Virgilio Enriquez, the Father of Filipino psychology, later studied the Filipino psyche in an effort to break away from the Western interpretations of the Filipino people by assessing these values and traits through the eyes of a Filipino. He further elaborated on the concept of pakikisama by citing it as part of the "surface values", which are values that are easily noticed by outsiders. At first glance, non-Filipinos may view Filipinos as being conformative and other-oriented group because of the visibility of the accommodative surface values (pakikisama, hiya and utang na loob). Neglecting to view these values in relation to confrontative surface values (bahala na, pakikibaka, and lakas ng loob) only paints a picture of submissive Filipinos, which was largely perpetuated during colonial rule.

In addition to this, Enriquez also noted down the different levels and modes of social interaction to outsiders: pakikitungo, pakikisalamuha, pakikilahok, pakikibagay and pakikisama. This arrangement goes from the surface level of engagement from the civility present in pakikitungo to the acceptance of a shared identity within the group in pakikisama, and is further distinguished by different sets of behaviours.

== Importance in Philippine culture ==
At the core of Filipino psychology is the value of kapwa, which Enriquez defines as a shared identity or the sharing of one's self with others.

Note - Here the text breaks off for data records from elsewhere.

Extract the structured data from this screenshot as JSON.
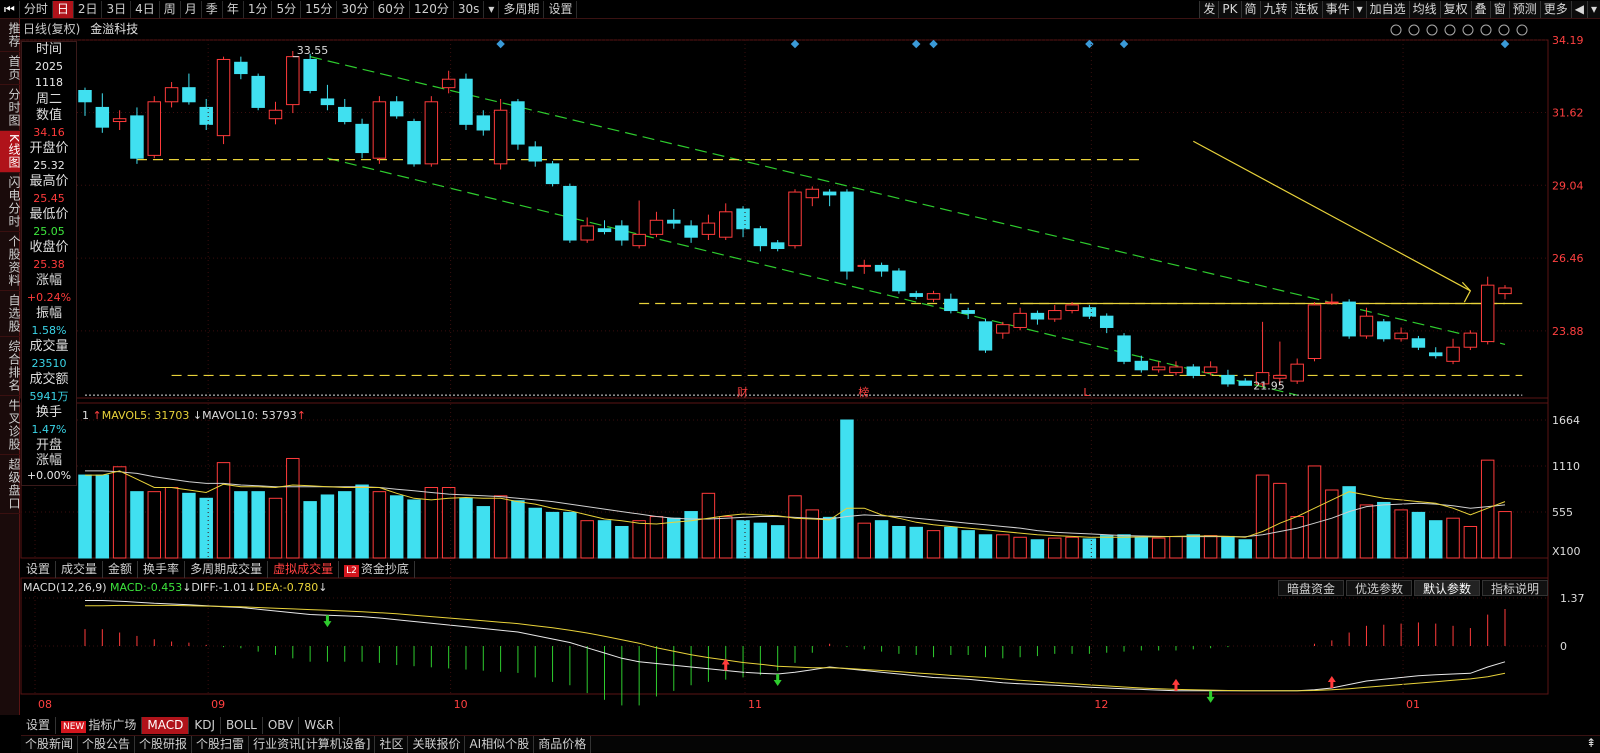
{
  "toolbar": {
    "left": [
      "分时",
      "日",
      "2日",
      "3日",
      "4日",
      "周",
      "月",
      "季",
      "年",
      "1分",
      "5分",
      "15分",
      "30分",
      "60分",
      "120分",
      "30s",
      "多周期",
      "设置"
    ],
    "active": "日",
    "right": [
      "发",
      "PK",
      "简",
      "九转",
      "连板",
      "事件",
      "加自选",
      "均线",
      "复权",
      "叠",
      "窗",
      "预测",
      "更多"
    ]
  },
  "sidebar": [
    "推荐",
    "首页",
    "分时图",
    "K线图",
    "闪电分时",
    "个股资料",
    "自选股",
    "综合排名",
    "牛叉诊股",
    "超级盘口"
  ],
  "sidebar_active": "K线图",
  "chart_header": {
    "mode": "日线(复权)",
    "stock": "金溢科技"
  },
  "info": {
    "time_label": "时间",
    "year": "2025",
    "date": "1118",
    "weekday": "周二",
    "value_label": "数值",
    "value": "34.16",
    "open_label": "开盘价",
    "open": "25.32",
    "high_label": "最高价",
    "high": "25.45",
    "low_label": "最低价",
    "low": "25.05",
    "close_label": "收盘价",
    "close": "25.38",
    "change_label": "涨幅",
    "change": "+0.24%",
    "amplitude_label": "振幅",
    "amplitude": "1.58%",
    "volume_label": "成交量",
    "volume": "23510",
    "turnover_label": "成交额",
    "turnover": "5941万",
    "turnover_rate_label": "换手",
    "turnover_rate": "1.47%",
    "open_change_label": "开盘涨幅",
    "open_change": "+0.00%"
  },
  "price_axis": [
    "34.19",
    "31.62",
    "29.04",
    "26.46",
    "23.88"
  ],
  "annotations": {
    "high": "33.55",
    "low": "21.95",
    "markers": [
      "财",
      "榜",
      "L"
    ]
  },
  "volume_header": {
    "prefix": "1",
    "ma5_label": "MAVOL5:",
    "ma5": "31703",
    "ma10_label": "MAVOL10:",
    "ma10": "53793"
  },
  "volume_axis": [
    "1664",
    "1110",
    "555",
    "X100"
  ],
  "volume_tabs": [
    "设置",
    "成交量",
    "金额",
    "换手率",
    "多周期成交量",
    "虚拟成交量",
    "资金抄底"
  ],
  "volume_tab_active": "虚拟成交量",
  "macd_header": {
    "name": "MACD(12,26,9)",
    "macd_label": "MACD:",
    "macd": "-0.453",
    "diff_label": "DIFF:",
    "diff": "-1.01",
    "dea_label": "DEA:",
    "dea": "-0.780"
  },
  "macd_axis": [
    "1.37",
    "0"
  ],
  "macd_buttons": [
    "暗盘资金",
    "优选参数",
    "默认参数",
    "指标说明"
  ],
  "macd_button_active": "默认参数",
  "time_axis": [
    "08",
    "09",
    "10",
    "11",
    "12",
    "01"
  ],
  "indicator_tabs": [
    "设置",
    "指标广场",
    "MACD",
    "KDJ",
    "BOLL",
    "OBV",
    "W&R"
  ],
  "indicator_tab_active": "MACD",
  "indicator_new_badge": "NEW",
  "bottom_tabs": [
    "个股新闻",
    "个股公告",
    "个股研报",
    "个股扫雷",
    "行业资讯[计算机设备]",
    "社区",
    "关联报价",
    "AI相似个股",
    "商品价格"
  ],
  "colors": {
    "up": "#ff3b3b",
    "down": "#40e0f0",
    "ma5": "#e8d23a",
    "ma10": "#d0d0d0",
    "trend_green": "#2ecc2e",
    "trend_yellow": "#e8d23a"
  },
  "chart_data": {
    "type": "candlestick",
    "price_range": [
      21.5,
      34.19
    ],
    "candles": [
      [
        32.4,
        32.0,
        32.5,
        31.5
      ],
      [
        31.8,
        31.1,
        32.3,
        30.9
      ],
      [
        31.3,
        31.4,
        31.7,
        31.0
      ],
      [
        31.5,
        30.0,
        31.8,
        29.8
      ],
      [
        30.1,
        32.0,
        32.2,
        30.0
      ],
      [
        32.0,
        32.5,
        32.7,
        31.8
      ],
      [
        32.5,
        32.0,
        33.0,
        31.9
      ],
      [
        31.8,
        31.2,
        32.1,
        31.0
      ],
      [
        30.8,
        33.5,
        33.6,
        30.5
      ],
      [
        33.4,
        33.0,
        33.6,
        32.8
      ],
      [
        32.9,
        31.8,
        33.0,
        31.7
      ],
      [
        31.4,
        31.7,
        32.0,
        31.2
      ],
      [
        31.9,
        33.6,
        33.8,
        31.6
      ],
      [
        33.5,
        32.4,
        33.7,
        32.3
      ],
      [
        32.1,
        31.9,
        32.6,
        31.7
      ],
      [
        31.8,
        31.3,
        32.1,
        31.2
      ],
      [
        31.2,
        30.2,
        31.4,
        30.0
      ],
      [
        30.0,
        32.0,
        32.2,
        29.8
      ],
      [
        32.0,
        31.5,
        32.2,
        31.4
      ],
      [
        31.3,
        29.8,
        31.4,
        29.7
      ],
      [
        29.8,
        32.0,
        32.2,
        29.7
      ],
      [
        32.5,
        32.8,
        33.1,
        32.3
      ],
      [
        32.8,
        31.2,
        33.0,
        31.0
      ],
      [
        31.5,
        31.0,
        31.7,
        30.8
      ],
      [
        29.8,
        31.7,
        32.1,
        29.6
      ],
      [
        32.0,
        30.5,
        32.1,
        30.3
      ],
      [
        30.4,
        29.9,
        30.6,
        29.7
      ],
      [
        29.8,
        29.1,
        29.9,
        29.0
      ],
      [
        29.0,
        27.1,
        29.1,
        27.0
      ],
      [
        27.1,
        27.6,
        27.9,
        27.0
      ],
      [
        27.5,
        27.4,
        27.8,
        27.3
      ],
      [
        27.6,
        27.1,
        27.8,
        26.9
      ],
      [
        26.9,
        27.3,
        28.5,
        26.8
      ],
      [
        27.3,
        27.8,
        28.1,
        27.2
      ],
      [
        27.8,
        27.7,
        28.2,
        27.5
      ],
      [
        27.6,
        27.2,
        27.8,
        27.0
      ],
      [
        27.3,
        27.7,
        28.0,
        27.1
      ],
      [
        27.2,
        28.1,
        28.4,
        27.1
      ],
      [
        28.2,
        27.5,
        28.3,
        27.2
      ],
      [
        27.5,
        26.9,
        27.6,
        26.7
      ],
      [
        27.0,
        26.8,
        27.1,
        26.7
      ],
      [
        26.9,
        28.8,
        28.9,
        26.8
      ],
      [
        28.6,
        28.9,
        29.0,
        28.3
      ],
      [
        28.8,
        28.7,
        28.9,
        28.3
      ],
      [
        28.8,
        26.0,
        28.9,
        25.7
      ],
      [
        26.2,
        26.2,
        26.4,
        25.9
      ],
      [
        26.2,
        26.0,
        26.3,
        25.8
      ],
      [
        26.0,
        25.3,
        26.1,
        25.2
      ],
      [
        25.2,
        25.1,
        25.3,
        25.0
      ],
      [
        25.0,
        25.2,
        25.3,
        24.9
      ],
      [
        25.0,
        24.6,
        25.2,
        24.5
      ],
      [
        24.6,
        24.5,
        24.7,
        24.3
      ],
      [
        24.2,
        23.2,
        24.3,
        23.1
      ],
      [
        23.8,
        24.1,
        24.2,
        23.6
      ],
      [
        24.0,
        24.5,
        24.7,
        23.9
      ],
      [
        24.5,
        24.3,
        24.6,
        24.1
      ],
      [
        24.3,
        24.6,
        24.8,
        24.2
      ],
      [
        24.6,
        24.8,
        24.9,
        24.5
      ],
      [
        24.7,
        24.4,
        24.8,
        24.3
      ],
      [
        24.4,
        24.0,
        24.5,
        23.8
      ],
      [
        23.7,
        22.8,
        23.8,
        22.7
      ],
      [
        22.8,
        22.5,
        23.0,
        22.4
      ],
      [
        22.5,
        22.6,
        22.8,
        22.4
      ],
      [
        22.4,
        22.6,
        22.8,
        22.3
      ],
      [
        22.6,
        22.3,
        22.7,
        22.2
      ],
      [
        22.4,
        22.6,
        22.8,
        22.3
      ],
      [
        22.3,
        22.0,
        22.5,
        21.9
      ],
      [
        22.1,
        21.95,
        22.2,
        21.95
      ],
      [
        22.0,
        22.4,
        24.2,
        21.9
      ],
      [
        22.2,
        22.3,
        23.5,
        21.95
      ],
      [
        22.1,
        22.7,
        22.9,
        22.0
      ],
      [
        22.9,
        24.8,
        24.9,
        22.8
      ],
      [
        24.9,
        24.9,
        25.2,
        24.8
      ],
      [
        24.9,
        23.7,
        25.0,
        23.6
      ],
      [
        23.7,
        24.4,
        24.7,
        23.6
      ],
      [
        24.2,
        23.6,
        24.3,
        23.5
      ],
      [
        23.6,
        23.8,
        24.0,
        23.5
      ],
      [
        23.6,
        23.3,
        23.7,
        23.2
      ],
      [
        23.1,
        23.0,
        23.3,
        22.9
      ],
      [
        22.8,
        23.3,
        23.6,
        22.7
      ],
      [
        23.3,
        23.8,
        23.9,
        23.2
      ],
      [
        23.5,
        25.5,
        25.8,
        23.4
      ],
      [
        25.2,
        25.4,
        25.5,
        25.0
      ]
    ],
    "volumes": [
      1000,
      1000,
      1100,
      800,
      800,
      850,
      780,
      720,
      1150,
      800,
      800,
      720,
      1200,
      680,
      760,
      800,
      880,
      800,
      750,
      700,
      850,
      850,
      720,
      620,
      750,
      690,
      600,
      550,
      550,
      450,
      450,
      380,
      450,
      500,
      480,
      560,
      780,
      500,
      450,
      420,
      390,
      750,
      580,
      490,
      1664,
      420,
      450,
      380,
      370,
      330,
      370,
      330,
      280,
      280,
      250,
      220,
      240,
      250,
      230,
      270,
      280,
      250,
      240,
      260,
      280,
      270,
      260,
      220,
      1000,
      900,
      500,
      1110,
      820,
      860,
      640,
      670,
      580,
      550,
      450,
      480,
      380,
      1180,
      560
    ],
    "ma5": [
      1000,
      1000,
      1050,
      950,
      850,
      850,
      820,
      790,
      890,
      860,
      860,
      850,
      880,
      870,
      860,
      850,
      850,
      850,
      780,
      720,
      700,
      720,
      730,
      720,
      720,
      680,
      650,
      600,
      570,
      520,
      470,
      450,
      420,
      410,
      430,
      450,
      480,
      510,
      530,
      520,
      510,
      480,
      470,
      460,
      600,
      600,
      520,
      480,
      430,
      400,
      380,
      360,
      340,
      320,
      300,
      280,
      270,
      260,
      250,
      250,
      250,
      255,
      255,
      260,
      265,
      265,
      260,
      250,
      320,
      420,
      500,
      600,
      700,
      800,
      760,
      720,
      700,
      680,
      660,
      600,
      520,
      600,
      680
    ],
    "ma10": [
      1050,
      1050,
      1040,
      1020,
      980,
      950,
      920,
      900,
      900,
      880,
      870,
      860,
      860,
      860,
      860,
      860,
      860,
      850,
      830,
      810,
      790,
      770,
      760,
      750,
      740,
      720,
      700,
      680,
      650,
      620,
      590,
      560,
      530,
      500,
      480,
      470,
      470,
      480,
      490,
      500,
      500,
      490,
      480,
      470,
      500,
      520,
      510,
      500,
      480,
      460,
      440,
      420,
      400,
      380,
      360,
      330,
      310,
      300,
      290,
      280,
      270,
      265,
      260,
      258,
      258,
      258,
      258,
      256,
      280,
      320,
      360,
      420,
      480,
      560,
      620,
      640,
      650,
      660,
      650,
      630,
      600,
      620,
      640
    ],
    "macd": {
      "diff": [
        1.3,
        1.3,
        1.28,
        1.25,
        1.22,
        1.2,
        1.18,
        1.15,
        1.12,
        1.1,
        1.05,
        1.0,
        0.95,
        0.9,
        0.88,
        0.86,
        0.84,
        0.8,
        0.75,
        0.7,
        0.65,
        0.6,
        0.55,
        0.5,
        0.45,
        0.4,
        0.3,
        0.2,
        0.1,
        -0.05,
        -0.2,
        -0.35,
        -0.45,
        -0.5,
        -0.55,
        -0.6,
        -0.65,
        -0.7,
        -0.75,
        -0.78,
        -0.8,
        -0.75,
        -0.68,
        -0.6,
        -0.65,
        -0.7,
        -0.75,
        -0.8,
        -0.85,
        -0.9,
        -0.92,
        -0.95,
        -1.0,
        -1.05,
        -1.08,
        -1.1,
        -1.12,
        -1.15,
        -1.18,
        -1.2,
        -1.22,
        -1.24,
        -1.26,
        -1.28,
        -1.28,
        -1.28,
        -1.28,
        -1.28,
        -1.28,
        -1.28,
        -1.28,
        -1.25,
        -1.2,
        -1.1,
        -1.0,
        -0.95,
        -0.9,
        -0.85,
        -0.82,
        -0.8,
        -0.78,
        -0.6,
        -0.45
      ],
      "dea": [
        1.15,
        1.15,
        1.16,
        1.16,
        1.16,
        1.16,
        1.15,
        1.14,
        1.13,
        1.12,
        1.1,
        1.08,
        1.06,
        1.04,
        1.02,
        1.0,
        0.98,
        0.95,
        0.92,
        0.88,
        0.84,
        0.8,
        0.76,
        0.72,
        0.68,
        0.64,
        0.58,
        0.52,
        0.45,
        0.37,
        0.28,
        0.18,
        0.08,
        -0.05,
        -0.15,
        -0.25,
        -0.33,
        -0.4,
        -0.47,
        -0.52,
        -0.58,
        -0.6,
        -0.62,
        -0.62,
        -0.64,
        -0.67,
        -0.7,
        -0.73,
        -0.77,
        -0.8,
        -0.84,
        -0.87,
        -0.9,
        -0.94,
        -0.98,
        -1.01,
        -1.05,
        -1.08,
        -1.11,
        -1.14,
        -1.17,
        -1.2,
        -1.22,
        -1.24,
        -1.25,
        -1.26,
        -1.27,
        -1.28,
        -1.28,
        -1.28,
        -1.28,
        -1.27,
        -1.25,
        -1.22,
        -1.18,
        -1.14,
        -1.1,
        -1.06,
        -1.02,
        -0.98,
        -0.94,
        -0.88,
        -0.78
      ]
    }
  }
}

The concept of pakikisama is often highlighted within youth groups, Filipino workplaces, and as a nation itself in order to avoid being branded as a mayabang, or as a boastful individual within the group. Moreover, the Filipino is often seen as one who is friendly and easy to get along with, highlighting the importance of being a social-minded individual. To add to that, Filipinos often use words that refer to a group such as "kami", "tayo", "amin", and other collective words when speaking in order to emphasize their unity with the group they are a part of.